La commune au nom le plus long de France sélectionnée pour être "Village d'avenir"

Saint-Remy-en-Bouzemont-Saint-Genest-et-Isson, dans la Marne, fait partie des 287 communes du Grand Est labellisées "Villages d'avenir", un nouveau dispositif gouvernemental dévoilé le 21 décembre et destiné à favoriser la création de projets locaux.

Réhabiliter un bâtiment communal pour le transformer en tiers-lieu, ouvrir un commerce multiservices ou un café, aménager une piste cyclable, créer un terrain de sport...Autant de projets pas toujours évidents à mettre en œuvre lorsque l'on dirige une petite commune. Pour aider les maires à les mener à bien, l'État vient de lancer, le 21 décembre, un nouveau dispositif de soutien baptisé "Villages d'avenir" dédié aux communes de moins de 3500 habitants. 

287 communes dans le Grand Est

En France, 2 458 communes viennent de bénéficier du label. Dans le Grand Est, 287 villages en font partie. Les Vosges étant le département le mieux doté avec 64 communes sélectionnées.

Dans la Marne, parmi les 23 lauréats, on compte Saint-Remy-en-Bouzemont-Saint-Genest-et-Isson qui avec ses 45 caractères détient le titre de commune au nom le plus long de France, ce qui n'est pas sans causer parfois quelques petits soucis administratifs.

Dans cette bourgade d'environ 500 habitants située près du lac du Der, la liste des projets s'avère tout aussi copieuse. Comme celui de rouvrir un jour "Le Lion d'Or" qui selon des historiens locaux serait le plus vieux café de la Marne. Des traces écrites attestent de sa présence vers 1 740. "On souhaite rouvrir ce café, car c'est un vecteur de lien social, explique le maire Sylvian Valota. Il y a beaucoup d'attente chez les habitants du village et des environs, c'est un lieu empreint de nostalgie où l'on a longtemps célébré les événements comme les mariages". 

Outre un café, la municipalité envisage d'installer dans ce bâtiment dont elle est propriétaire, d'autres services, notamment des chambres d'hôtes, de la petite restauration, et une agence postale communale.
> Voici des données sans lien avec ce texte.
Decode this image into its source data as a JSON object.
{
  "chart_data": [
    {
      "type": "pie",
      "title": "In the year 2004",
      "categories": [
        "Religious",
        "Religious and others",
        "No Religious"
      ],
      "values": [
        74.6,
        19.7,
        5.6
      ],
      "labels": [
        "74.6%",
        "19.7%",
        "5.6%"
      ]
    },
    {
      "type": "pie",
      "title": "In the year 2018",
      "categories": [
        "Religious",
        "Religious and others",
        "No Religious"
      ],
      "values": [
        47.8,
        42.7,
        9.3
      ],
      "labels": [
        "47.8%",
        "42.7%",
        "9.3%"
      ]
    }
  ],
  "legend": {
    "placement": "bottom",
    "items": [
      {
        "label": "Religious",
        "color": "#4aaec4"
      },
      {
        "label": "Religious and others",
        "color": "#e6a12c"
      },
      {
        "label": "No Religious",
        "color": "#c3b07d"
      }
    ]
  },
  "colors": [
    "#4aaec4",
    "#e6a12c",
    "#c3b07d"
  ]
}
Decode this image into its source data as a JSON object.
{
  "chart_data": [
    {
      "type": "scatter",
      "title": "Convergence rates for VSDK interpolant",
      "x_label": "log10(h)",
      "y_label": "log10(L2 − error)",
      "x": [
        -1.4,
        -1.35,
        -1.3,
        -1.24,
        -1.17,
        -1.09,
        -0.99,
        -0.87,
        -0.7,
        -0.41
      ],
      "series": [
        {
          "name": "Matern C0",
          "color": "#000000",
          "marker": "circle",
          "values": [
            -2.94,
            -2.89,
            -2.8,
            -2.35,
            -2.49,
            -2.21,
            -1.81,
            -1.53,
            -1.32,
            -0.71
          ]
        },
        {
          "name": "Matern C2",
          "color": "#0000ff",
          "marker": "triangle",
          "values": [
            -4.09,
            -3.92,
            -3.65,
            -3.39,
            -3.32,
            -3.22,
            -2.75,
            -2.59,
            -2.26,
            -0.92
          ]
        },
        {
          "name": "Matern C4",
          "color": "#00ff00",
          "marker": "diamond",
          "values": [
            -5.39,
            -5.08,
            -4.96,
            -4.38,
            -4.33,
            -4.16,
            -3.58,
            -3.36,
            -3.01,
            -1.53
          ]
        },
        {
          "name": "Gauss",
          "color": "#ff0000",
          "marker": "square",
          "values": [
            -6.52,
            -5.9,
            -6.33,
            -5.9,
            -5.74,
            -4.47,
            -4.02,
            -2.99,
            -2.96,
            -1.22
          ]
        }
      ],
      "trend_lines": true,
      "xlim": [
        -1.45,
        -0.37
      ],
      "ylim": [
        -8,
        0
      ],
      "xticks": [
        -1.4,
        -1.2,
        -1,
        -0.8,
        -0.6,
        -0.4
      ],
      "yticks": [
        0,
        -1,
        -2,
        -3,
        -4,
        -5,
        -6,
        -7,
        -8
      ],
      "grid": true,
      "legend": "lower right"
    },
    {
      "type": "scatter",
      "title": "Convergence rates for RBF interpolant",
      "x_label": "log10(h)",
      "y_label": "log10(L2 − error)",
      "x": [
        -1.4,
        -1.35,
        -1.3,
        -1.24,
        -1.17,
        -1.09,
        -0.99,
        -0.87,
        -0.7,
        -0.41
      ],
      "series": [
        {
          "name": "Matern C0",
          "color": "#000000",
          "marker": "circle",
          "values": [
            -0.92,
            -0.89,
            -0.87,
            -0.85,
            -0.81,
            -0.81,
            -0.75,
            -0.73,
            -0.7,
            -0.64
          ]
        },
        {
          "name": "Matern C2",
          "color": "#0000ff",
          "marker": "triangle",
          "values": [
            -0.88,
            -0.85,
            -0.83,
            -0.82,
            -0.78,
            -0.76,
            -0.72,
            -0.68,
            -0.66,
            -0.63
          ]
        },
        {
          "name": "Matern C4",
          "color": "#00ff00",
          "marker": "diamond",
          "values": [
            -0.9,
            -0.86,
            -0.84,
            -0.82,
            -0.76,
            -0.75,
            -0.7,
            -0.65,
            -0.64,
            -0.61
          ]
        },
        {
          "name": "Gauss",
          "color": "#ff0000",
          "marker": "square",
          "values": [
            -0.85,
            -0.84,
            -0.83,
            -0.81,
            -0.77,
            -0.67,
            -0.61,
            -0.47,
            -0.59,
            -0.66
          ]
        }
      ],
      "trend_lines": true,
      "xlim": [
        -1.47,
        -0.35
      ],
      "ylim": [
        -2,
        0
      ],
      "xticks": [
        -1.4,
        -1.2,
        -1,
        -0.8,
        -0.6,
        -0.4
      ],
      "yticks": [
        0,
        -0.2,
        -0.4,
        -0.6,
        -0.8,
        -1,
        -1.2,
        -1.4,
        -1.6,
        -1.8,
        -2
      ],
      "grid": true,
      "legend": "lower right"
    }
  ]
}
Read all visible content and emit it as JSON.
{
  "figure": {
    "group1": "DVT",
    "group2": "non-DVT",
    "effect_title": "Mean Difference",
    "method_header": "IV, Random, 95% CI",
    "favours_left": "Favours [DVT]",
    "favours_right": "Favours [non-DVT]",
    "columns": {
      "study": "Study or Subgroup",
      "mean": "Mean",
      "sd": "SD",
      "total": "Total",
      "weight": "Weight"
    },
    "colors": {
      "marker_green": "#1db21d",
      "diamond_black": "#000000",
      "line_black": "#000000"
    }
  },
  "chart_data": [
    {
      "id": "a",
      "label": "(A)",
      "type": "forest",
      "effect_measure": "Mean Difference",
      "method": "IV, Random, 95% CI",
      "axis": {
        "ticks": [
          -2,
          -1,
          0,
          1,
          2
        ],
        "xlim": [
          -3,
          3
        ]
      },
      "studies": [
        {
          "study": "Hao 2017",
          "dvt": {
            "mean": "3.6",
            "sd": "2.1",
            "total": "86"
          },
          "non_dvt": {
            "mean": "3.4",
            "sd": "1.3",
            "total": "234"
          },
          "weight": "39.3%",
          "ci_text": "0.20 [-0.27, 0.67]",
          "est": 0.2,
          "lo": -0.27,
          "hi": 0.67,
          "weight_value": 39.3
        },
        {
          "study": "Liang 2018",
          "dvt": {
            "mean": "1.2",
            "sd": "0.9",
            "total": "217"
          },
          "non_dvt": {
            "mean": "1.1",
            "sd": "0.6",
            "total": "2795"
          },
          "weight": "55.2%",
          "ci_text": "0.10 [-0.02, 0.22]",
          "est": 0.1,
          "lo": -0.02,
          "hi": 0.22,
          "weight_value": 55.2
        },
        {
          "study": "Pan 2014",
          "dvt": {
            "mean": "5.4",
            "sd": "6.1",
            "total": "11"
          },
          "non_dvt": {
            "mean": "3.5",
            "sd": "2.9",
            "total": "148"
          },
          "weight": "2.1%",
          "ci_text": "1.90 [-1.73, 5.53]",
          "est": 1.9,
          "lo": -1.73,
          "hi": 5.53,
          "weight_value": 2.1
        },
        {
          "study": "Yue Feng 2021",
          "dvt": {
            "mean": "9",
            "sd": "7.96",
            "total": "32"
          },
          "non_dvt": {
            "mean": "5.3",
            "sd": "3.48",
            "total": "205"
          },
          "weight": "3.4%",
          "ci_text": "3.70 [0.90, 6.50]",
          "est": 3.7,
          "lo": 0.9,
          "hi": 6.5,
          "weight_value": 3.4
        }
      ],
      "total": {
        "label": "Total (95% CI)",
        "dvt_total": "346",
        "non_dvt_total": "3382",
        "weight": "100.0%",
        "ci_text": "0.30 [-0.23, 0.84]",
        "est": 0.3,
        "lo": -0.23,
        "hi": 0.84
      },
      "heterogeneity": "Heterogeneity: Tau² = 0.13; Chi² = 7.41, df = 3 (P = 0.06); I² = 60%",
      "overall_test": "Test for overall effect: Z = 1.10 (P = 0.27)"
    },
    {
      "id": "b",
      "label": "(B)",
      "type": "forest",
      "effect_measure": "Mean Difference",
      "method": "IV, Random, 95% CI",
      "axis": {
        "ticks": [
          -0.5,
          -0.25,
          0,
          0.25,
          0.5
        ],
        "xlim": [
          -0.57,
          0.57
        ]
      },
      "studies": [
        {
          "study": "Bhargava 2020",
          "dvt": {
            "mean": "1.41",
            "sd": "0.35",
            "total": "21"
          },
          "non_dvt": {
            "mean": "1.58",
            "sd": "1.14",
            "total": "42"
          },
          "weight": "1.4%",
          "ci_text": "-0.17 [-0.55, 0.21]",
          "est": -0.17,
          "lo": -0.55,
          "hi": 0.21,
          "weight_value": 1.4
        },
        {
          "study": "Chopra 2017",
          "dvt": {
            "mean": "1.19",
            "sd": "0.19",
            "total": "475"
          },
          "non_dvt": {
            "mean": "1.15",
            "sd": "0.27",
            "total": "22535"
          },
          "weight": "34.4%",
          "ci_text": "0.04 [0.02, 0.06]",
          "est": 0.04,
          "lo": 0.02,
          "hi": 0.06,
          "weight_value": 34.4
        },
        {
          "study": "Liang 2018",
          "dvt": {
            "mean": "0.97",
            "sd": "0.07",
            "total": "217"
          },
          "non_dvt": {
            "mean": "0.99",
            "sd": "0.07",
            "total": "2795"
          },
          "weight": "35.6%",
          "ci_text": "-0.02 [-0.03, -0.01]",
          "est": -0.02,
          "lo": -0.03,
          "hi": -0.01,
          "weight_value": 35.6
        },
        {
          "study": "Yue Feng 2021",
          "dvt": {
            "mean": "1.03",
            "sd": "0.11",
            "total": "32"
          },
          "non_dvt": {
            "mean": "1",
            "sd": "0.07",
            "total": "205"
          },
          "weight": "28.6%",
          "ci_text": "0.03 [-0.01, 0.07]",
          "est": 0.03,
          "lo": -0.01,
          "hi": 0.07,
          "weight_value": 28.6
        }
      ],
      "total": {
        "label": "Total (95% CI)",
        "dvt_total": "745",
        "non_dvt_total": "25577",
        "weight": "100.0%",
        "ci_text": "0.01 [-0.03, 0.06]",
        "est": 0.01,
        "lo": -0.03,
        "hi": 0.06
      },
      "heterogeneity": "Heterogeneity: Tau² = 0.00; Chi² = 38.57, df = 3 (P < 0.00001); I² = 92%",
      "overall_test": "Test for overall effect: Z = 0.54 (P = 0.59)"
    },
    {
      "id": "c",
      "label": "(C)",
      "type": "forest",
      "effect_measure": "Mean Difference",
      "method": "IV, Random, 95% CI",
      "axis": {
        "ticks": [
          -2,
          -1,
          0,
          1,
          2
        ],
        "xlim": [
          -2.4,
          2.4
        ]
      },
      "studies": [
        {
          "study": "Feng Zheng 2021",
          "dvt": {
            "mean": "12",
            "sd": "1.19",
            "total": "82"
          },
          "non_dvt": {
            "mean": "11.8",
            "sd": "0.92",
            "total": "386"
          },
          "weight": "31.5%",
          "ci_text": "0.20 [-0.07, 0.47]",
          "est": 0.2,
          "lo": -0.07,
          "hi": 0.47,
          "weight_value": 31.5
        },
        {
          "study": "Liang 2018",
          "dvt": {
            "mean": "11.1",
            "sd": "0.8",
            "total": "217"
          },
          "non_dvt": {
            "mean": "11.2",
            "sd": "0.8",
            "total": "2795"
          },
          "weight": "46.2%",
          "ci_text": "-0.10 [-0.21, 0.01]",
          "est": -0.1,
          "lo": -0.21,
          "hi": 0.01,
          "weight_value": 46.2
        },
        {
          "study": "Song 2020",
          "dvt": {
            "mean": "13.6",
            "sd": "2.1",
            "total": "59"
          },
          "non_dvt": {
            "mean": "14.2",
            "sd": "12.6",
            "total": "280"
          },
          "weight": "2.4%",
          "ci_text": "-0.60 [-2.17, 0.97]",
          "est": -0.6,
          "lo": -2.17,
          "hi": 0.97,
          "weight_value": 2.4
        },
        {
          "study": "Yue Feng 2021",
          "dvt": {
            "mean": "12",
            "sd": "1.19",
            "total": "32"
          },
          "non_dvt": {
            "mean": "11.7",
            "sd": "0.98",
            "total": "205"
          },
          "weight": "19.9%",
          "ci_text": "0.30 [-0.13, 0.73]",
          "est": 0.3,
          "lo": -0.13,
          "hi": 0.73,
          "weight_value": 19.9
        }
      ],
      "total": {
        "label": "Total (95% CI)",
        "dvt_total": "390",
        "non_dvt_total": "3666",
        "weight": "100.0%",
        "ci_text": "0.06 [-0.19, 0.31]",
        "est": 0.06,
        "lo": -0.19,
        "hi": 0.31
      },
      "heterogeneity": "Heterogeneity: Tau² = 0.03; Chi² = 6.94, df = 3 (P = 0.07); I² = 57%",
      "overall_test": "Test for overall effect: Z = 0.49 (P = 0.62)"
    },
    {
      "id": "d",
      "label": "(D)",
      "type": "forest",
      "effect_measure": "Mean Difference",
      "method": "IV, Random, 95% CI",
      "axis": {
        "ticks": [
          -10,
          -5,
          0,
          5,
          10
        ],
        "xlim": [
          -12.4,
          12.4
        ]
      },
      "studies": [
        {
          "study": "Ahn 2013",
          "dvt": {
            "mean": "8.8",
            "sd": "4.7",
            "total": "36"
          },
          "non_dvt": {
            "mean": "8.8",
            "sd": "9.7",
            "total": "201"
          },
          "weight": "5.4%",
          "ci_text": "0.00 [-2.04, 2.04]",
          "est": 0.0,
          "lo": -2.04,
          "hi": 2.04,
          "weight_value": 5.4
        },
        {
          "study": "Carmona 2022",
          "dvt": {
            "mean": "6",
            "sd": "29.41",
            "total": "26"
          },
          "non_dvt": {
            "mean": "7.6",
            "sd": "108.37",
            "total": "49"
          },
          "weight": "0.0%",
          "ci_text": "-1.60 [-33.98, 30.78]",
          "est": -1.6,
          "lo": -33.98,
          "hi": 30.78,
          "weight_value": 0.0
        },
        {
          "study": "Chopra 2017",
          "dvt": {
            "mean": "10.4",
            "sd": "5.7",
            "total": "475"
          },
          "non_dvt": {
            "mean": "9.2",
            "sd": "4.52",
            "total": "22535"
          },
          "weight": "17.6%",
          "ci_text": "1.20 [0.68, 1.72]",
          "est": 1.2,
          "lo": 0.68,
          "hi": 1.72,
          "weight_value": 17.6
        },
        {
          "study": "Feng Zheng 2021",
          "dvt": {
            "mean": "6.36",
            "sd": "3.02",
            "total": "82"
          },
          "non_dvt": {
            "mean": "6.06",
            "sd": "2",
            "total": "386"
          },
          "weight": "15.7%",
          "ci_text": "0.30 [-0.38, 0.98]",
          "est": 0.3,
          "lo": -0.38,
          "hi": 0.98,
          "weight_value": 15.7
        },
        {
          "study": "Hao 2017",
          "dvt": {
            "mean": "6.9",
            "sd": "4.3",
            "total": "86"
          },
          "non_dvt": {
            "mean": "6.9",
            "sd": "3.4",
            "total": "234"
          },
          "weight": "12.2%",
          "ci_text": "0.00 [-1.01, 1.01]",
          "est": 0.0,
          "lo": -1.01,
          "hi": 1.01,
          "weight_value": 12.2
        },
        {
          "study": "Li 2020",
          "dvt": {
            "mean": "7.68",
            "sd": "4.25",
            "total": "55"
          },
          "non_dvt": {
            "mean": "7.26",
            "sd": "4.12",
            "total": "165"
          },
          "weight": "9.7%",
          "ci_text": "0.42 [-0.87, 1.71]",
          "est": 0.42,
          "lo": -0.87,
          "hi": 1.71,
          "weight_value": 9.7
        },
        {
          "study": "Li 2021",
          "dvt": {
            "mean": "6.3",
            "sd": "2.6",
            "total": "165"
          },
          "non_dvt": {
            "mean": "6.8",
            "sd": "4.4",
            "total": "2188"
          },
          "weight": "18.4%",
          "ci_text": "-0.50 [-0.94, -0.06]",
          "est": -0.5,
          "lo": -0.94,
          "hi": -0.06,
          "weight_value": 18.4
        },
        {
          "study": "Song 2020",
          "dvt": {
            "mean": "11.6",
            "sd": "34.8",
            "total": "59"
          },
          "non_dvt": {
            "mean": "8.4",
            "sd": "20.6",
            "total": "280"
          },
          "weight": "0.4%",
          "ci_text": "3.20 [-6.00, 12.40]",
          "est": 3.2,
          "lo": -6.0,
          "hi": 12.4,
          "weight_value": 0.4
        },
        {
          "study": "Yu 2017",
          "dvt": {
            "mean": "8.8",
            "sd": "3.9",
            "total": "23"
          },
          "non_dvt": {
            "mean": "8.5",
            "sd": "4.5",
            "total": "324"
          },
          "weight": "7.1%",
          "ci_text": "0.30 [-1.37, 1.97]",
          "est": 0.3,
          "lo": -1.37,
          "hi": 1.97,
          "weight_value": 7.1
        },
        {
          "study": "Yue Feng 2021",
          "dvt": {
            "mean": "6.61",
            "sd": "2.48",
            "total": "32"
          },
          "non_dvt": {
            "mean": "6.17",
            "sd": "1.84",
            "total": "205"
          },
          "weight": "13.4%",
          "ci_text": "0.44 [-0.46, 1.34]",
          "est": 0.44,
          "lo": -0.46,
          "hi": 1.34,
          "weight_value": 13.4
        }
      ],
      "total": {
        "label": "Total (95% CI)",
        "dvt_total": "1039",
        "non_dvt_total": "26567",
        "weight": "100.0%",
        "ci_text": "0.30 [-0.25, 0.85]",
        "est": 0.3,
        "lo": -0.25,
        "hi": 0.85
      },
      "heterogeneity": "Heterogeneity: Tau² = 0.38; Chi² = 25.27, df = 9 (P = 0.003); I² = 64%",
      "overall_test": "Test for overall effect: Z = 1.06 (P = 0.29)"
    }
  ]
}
Les travaux de réhabilitation doivent commencer en mai 2024, une condition pour percevoir une subvention de l'État dans le cadre de la DETR (Dotation d'équipement des territoires ruraux).

Reste à définir le statut de ce nouvel équipement et trouver une personne pour en assurer la bonne gestion au quotidien. Et c'est précisément dans ce cadre que Sylvian Valota trouve un intérêt au dispositif "Villages d'avenir". "J'ai besoin d'une aide juridico-financière pour savoir ce que je peux faire et ne pas faire. Par exemple, quel statut doit-on donner à la personne qui gère les lieux. Faut-il que ce soit un gérant ? Un employé communal ? Passer par une association ?".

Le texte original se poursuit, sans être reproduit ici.